Why do we use it: The Smarter project consists of around 3 million lines of code written in dozens of languages. Only around 20,000 lines of this codebase were written by us. Building the application involves consistently pulling in several hundred interdependent 3rd party code libraries, consolidating thousands of web assets, and configuring all of this so that it runs reliably. Moreover, some of this code behaves differently depending on the os environmetn and filesystem in which it runs. Docker provides a means managing this level of complexity in a simple, declarative way that for the most part is platform agnostic. We use Docker for local development as well as for deploying to Kubernetes on AWS.

AWS Elastic Container Registry

Amazon Elastic Container Registry (Amazon ECR) is a fully managed container registry offering high-performance hosting, so you can reliably deploy application images and artifacts anywhere.

Why do we use it: ECR is a private alternative to Docker Hub. It’s a private place in the cloud where we can store the Docker containers that we build. Once we push a container to ECR, it becomes available to any Docker-based compute service inside of AWS.

Kubernetes

Kubernetes is an open-source container orchestration system for automating software deployment, scaling, and management. Originally designed by Google, the project is now maintained by a worldwide community of contributors, and the trademark is held by the Cloud Native Computing Foundation.

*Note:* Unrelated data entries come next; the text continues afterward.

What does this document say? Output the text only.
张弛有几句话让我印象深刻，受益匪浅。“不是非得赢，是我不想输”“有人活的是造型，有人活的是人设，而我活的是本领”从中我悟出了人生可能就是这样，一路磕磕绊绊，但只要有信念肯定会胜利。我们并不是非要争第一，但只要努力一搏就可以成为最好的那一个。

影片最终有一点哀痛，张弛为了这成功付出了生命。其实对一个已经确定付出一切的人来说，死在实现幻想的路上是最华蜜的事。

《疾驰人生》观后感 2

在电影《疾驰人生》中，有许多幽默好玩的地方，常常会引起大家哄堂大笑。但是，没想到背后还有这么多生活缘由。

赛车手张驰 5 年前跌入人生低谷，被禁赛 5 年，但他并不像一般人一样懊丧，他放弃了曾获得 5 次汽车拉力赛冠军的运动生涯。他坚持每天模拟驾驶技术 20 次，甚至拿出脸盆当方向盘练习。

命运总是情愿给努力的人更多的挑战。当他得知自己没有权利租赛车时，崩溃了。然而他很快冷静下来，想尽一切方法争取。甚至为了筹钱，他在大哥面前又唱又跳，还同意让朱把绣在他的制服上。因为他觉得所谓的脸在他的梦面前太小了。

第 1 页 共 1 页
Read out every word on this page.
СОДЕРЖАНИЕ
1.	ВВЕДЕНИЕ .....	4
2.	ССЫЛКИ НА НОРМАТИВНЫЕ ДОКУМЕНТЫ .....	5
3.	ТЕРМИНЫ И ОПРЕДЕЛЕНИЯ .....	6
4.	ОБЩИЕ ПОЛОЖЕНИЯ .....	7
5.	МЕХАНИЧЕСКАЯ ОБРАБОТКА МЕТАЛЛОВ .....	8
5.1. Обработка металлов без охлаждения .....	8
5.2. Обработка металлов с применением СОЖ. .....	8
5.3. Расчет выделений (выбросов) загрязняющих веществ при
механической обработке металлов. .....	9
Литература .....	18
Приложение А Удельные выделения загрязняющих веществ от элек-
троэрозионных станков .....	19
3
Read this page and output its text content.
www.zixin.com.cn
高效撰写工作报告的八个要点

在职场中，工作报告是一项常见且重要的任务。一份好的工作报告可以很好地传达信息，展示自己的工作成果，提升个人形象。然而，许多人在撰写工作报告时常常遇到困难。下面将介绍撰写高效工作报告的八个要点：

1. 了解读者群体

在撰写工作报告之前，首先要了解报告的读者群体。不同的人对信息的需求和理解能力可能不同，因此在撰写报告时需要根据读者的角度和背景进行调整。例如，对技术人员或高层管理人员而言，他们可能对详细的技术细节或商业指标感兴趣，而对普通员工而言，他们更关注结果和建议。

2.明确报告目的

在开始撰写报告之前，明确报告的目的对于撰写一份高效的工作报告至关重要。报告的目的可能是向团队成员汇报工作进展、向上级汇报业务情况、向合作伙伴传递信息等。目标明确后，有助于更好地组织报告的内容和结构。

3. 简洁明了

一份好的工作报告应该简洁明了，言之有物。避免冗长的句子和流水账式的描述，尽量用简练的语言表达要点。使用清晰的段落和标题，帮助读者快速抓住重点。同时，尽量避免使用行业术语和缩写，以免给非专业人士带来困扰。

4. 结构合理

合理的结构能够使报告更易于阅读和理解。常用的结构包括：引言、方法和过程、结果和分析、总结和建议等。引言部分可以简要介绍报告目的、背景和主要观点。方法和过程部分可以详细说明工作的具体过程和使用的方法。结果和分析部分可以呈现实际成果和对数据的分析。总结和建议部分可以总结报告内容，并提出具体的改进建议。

Why do we use it: as you scale, managing where to run individual containers becomes unwieldy. Kubernetes does this exceptionally well. It does a lot of other things well, but in our case container orchestration is the overarching reason we use Kubernetes.

Helm

Helm helps you manage Kubernetes applications — Helm Charts help you define, install, and upgrade even the most complex Kubernetes application. Charts are easy to create, version, share, and publish.

Why we use it: Helm is the Kubernetes equivalent of the docker-compose.yml file in this repo for deploying the application and its backing services locally on your dev machine. It serves exactly the same purpose, but also provides useful version management features as well.

GitHub Actions

GitHub Actions is a continuous integration and continuous delivery (CI/CD) platform that allows you to automate your build, test, and deployment pipeline. You can create workflows that build and test every pull request to your repository, or deploy merged pull requests to production.

Why we use it: first, automating build and deployment workflows saves us tons of time and affords us more consistency in terms of the final results. But amongst competing CI/CD platform options GitHub Actions stands apart in terms of the seamless integration to GitHub repos as well as its quite-substantial 3rd party component support for other technology ecosystems like Docker, AWS and Kubernetes. Our GitHub Actions workflows are remarkably resilient, easy to read, and required minimal maintenance.

Dependabot & Mergify

Dependabot is a feature of GitHub whose main purpose is to assist developers in staying on top of their dependency ecosystem. It does this by automating the dependency update process which in turn proactively addresses any potential security concerns.

Mergify is an automation service that helps to streamline the process of merging pull requests on GitHub. It allows you to define rules for merging pull requests, which can help to automate your workflow. For example, you can set up Mergify to automatically merge pull requests when they pass all status checks, or when they’ve been approved by a certain number of reviewers. This can help to save time and ensure that your project’s main branch is always up to date with the latest changes.

Why we use them: Some of the 3rd party packages on which we rely — openai, langchain and React all come to mind — are frequently updated. Its not uncommon for dozens of Smarter’s 3rd party requirements to be updated over the course of one week. When combined with our automated build-deploy workflow for our test environment, we’re able to automatically update these requirements, re-test everything, and if all go well then propagate these changes to all branches in the repo. This keeps our codebase in tip-top condition while saving us tons of time.